Currently, he runs high-end storage array supplier Infinidat and two on-demand helicopter businesses.
He is a one-time Israeli Defence Force commander, a Technion University graduate and now Distinguished Fellow, an ex-EMC fellow, an ex-IBM fellow, a man who inspires extraordinary loyalty and is rumoured to have had volcanic strategy disagreements with the most senior corporate storage business executives.
His Symmetrix high-end array was the single most important product in EMC's history, catapulting the company to unparalleled dominance as a standalone storage supplier, and is still in production today as the VMAX system. He is Moshe Yanai.
He is quietly spoken, diffident even, with no obvious signs of billionaire status; no $4,000 Brioni suits or high-end Rolex wristwear or Ferrari in his driveway. Nor is there any obvious charisma or imposing presence*. But there is a certainty about him; he seems to be a man not easily moved once he's made up his mind.
How did Yanai, born in Israel in 1949, become the man he is today?

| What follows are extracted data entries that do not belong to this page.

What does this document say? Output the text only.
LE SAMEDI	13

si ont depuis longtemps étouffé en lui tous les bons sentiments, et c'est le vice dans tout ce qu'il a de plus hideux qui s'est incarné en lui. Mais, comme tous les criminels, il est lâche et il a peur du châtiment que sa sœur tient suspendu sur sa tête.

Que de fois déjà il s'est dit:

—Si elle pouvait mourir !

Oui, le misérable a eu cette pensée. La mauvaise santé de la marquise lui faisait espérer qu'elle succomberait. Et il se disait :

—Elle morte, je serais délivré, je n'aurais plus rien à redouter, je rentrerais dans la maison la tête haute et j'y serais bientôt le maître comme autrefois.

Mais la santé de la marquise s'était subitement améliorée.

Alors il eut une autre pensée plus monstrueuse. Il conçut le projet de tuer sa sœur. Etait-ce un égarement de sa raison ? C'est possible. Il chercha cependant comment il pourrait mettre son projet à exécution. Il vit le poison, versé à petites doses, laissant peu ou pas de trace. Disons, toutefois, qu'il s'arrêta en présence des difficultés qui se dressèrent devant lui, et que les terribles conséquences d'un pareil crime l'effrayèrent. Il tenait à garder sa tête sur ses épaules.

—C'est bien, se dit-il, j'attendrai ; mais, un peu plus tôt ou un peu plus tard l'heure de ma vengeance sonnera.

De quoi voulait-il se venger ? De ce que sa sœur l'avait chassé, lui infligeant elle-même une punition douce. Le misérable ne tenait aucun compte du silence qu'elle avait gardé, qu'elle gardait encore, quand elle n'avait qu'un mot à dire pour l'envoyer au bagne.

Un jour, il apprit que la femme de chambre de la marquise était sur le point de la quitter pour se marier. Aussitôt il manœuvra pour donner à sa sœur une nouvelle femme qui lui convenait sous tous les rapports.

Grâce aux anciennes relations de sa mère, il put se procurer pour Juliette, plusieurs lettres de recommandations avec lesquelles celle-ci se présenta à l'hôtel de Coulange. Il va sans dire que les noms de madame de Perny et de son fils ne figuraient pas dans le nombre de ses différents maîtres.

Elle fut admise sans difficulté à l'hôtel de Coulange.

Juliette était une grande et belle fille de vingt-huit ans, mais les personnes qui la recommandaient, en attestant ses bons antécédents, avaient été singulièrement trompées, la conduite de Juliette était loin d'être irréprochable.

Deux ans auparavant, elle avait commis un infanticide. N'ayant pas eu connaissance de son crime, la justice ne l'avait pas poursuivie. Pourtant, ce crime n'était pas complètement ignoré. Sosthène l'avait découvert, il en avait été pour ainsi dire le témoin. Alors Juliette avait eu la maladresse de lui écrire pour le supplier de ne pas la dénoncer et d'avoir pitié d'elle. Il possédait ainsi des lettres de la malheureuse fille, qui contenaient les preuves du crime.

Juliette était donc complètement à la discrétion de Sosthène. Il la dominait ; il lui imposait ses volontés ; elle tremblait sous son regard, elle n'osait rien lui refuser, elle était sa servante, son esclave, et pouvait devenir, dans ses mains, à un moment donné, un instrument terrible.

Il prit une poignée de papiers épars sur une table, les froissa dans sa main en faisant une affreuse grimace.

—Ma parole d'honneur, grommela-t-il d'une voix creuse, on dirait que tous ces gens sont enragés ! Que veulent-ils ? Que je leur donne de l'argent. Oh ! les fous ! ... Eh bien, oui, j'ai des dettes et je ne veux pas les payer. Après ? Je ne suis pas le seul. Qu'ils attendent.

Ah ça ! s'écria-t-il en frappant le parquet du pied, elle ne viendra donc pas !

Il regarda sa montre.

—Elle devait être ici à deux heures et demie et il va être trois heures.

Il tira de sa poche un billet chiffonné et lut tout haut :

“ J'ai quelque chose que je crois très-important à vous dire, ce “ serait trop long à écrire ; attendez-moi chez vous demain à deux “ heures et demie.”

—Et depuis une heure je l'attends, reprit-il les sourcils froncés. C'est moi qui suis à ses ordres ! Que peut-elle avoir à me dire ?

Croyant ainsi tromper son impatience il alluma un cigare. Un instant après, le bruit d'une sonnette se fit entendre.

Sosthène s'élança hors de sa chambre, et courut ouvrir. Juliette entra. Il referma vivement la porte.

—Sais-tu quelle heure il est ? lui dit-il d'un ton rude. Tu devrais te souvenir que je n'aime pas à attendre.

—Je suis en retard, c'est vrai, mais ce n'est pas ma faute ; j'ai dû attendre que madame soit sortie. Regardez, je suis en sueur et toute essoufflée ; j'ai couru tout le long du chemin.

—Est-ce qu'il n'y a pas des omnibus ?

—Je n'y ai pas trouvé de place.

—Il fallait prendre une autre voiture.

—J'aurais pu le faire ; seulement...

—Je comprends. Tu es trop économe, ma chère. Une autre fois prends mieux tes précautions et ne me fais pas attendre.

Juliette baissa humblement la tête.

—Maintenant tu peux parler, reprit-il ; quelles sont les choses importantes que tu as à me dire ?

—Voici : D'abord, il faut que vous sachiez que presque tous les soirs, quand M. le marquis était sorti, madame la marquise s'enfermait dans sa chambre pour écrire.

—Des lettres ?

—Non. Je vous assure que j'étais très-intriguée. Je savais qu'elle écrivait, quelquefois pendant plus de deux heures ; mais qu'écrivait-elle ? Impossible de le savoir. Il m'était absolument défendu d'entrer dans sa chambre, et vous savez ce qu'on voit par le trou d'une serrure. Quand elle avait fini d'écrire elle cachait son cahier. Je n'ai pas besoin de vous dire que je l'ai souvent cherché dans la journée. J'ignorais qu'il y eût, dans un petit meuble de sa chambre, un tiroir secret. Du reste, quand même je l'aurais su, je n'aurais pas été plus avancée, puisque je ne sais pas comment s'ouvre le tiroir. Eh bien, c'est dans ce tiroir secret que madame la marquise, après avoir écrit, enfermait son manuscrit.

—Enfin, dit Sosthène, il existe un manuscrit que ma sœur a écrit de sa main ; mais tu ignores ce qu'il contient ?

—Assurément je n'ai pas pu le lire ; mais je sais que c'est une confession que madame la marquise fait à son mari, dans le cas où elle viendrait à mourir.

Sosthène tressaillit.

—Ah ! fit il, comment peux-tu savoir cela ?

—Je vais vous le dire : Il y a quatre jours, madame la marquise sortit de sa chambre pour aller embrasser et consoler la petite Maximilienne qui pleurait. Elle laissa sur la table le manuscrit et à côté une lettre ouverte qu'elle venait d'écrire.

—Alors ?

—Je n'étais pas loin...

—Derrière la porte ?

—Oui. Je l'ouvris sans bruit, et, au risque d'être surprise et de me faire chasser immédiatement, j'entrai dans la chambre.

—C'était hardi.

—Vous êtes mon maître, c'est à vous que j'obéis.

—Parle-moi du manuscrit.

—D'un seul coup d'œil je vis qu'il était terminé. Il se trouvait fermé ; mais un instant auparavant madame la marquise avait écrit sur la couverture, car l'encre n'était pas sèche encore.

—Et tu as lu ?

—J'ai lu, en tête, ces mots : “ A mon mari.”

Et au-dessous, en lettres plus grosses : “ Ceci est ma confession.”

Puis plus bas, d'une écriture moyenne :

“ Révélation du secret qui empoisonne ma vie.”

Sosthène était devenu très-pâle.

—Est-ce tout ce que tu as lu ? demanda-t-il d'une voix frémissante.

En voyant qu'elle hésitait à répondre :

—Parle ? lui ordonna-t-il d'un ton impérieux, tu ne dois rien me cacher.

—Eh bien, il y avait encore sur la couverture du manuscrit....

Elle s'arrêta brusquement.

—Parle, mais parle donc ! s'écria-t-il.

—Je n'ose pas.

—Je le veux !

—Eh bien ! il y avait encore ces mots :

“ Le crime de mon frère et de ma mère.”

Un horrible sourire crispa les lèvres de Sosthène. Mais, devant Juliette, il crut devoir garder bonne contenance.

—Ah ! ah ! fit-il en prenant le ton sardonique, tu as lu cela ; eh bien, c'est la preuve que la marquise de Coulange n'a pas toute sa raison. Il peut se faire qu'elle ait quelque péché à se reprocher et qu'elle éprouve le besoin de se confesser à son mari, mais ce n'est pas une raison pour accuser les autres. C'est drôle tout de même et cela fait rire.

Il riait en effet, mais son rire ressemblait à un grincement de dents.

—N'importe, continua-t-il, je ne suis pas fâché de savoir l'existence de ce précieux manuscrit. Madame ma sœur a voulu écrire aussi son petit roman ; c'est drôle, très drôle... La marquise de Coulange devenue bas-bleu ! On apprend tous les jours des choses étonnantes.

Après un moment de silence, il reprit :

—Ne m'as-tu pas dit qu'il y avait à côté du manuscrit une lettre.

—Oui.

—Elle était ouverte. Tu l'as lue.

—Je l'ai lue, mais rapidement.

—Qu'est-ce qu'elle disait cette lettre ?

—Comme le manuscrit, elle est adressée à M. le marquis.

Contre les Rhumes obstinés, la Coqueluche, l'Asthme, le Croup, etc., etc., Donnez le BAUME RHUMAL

That's a tough call, based on one 60-minute interview and a few hours of Googling but, admittedly sketchily, here we go: He is the child of a German PhD-holding father and Polish mother who moved to Israel, married, lived and farmed in a kibbutz where everything is in common ownership. Farming at that time was deemed more important by the emerging Israeli state than whatever profession the PhD qualified his father for.
Technion and artillery
They then moved to a less strict "moshav" co-operative community, where Moshe and his siblings were raised. Moshe qualified to attend Technion – the Israel Institute of Technology – where he studied for and gained an electrical engineering degree while also, as is the Israeli way, serving in the Israeli Defence Force (IDF), and getting married.
He commanded an artillery battery attached to a tank division and was involved in the 1973 Yom Kippur war between Israel and Egypt and Syria, serving a six-month stint. The Syrians were repelled by a small Israeli tank force remnant on the Golan Heights. Although Egyptian forces captured some territory in Sinai, the Israeli forces crossed the Suez Canal, trapped the Egyptian Third Army in Sinai, and stopped just 100km short of Cairo, with Egypt facing total defeat.
This war saw more than 2,000 Israeli fatalities.
It's not in the average storage exec's education curriculum. Beat that as a learning experience. Perhaps this time with big artillery iron was formative, as was fighting against the odds and winning.
Starting out on storage arrays
He went to work for Elbit, a Control Data Corporation subsidiary, and ended up working in the US, where he was involved in developing an IBM mainframe-compatible disk drive array that used lower-cost components than the mainframe arrays of the time, and provided better performance and reliability. This became an enduring theme of his storage array engineering activities, where, over time, he has gained 40 patents.
In his work he draws a distinction between common wisdom and innovation. Common wisdom is to take an existing technology and extend it, making we could say marginal improvements. Innovation is to use lower-cost, slower, less reliable components and build a better performing, more reliable, and lower-cost array. He says he chooses innovation over common wisdom.
This, he would say, characterises the EMC Symmetrix arrays, built using PC-style disk drives, and Infinidat's Infinibox, built using nearline SAS disk drives instead of 15K enterprise drives or all-flash.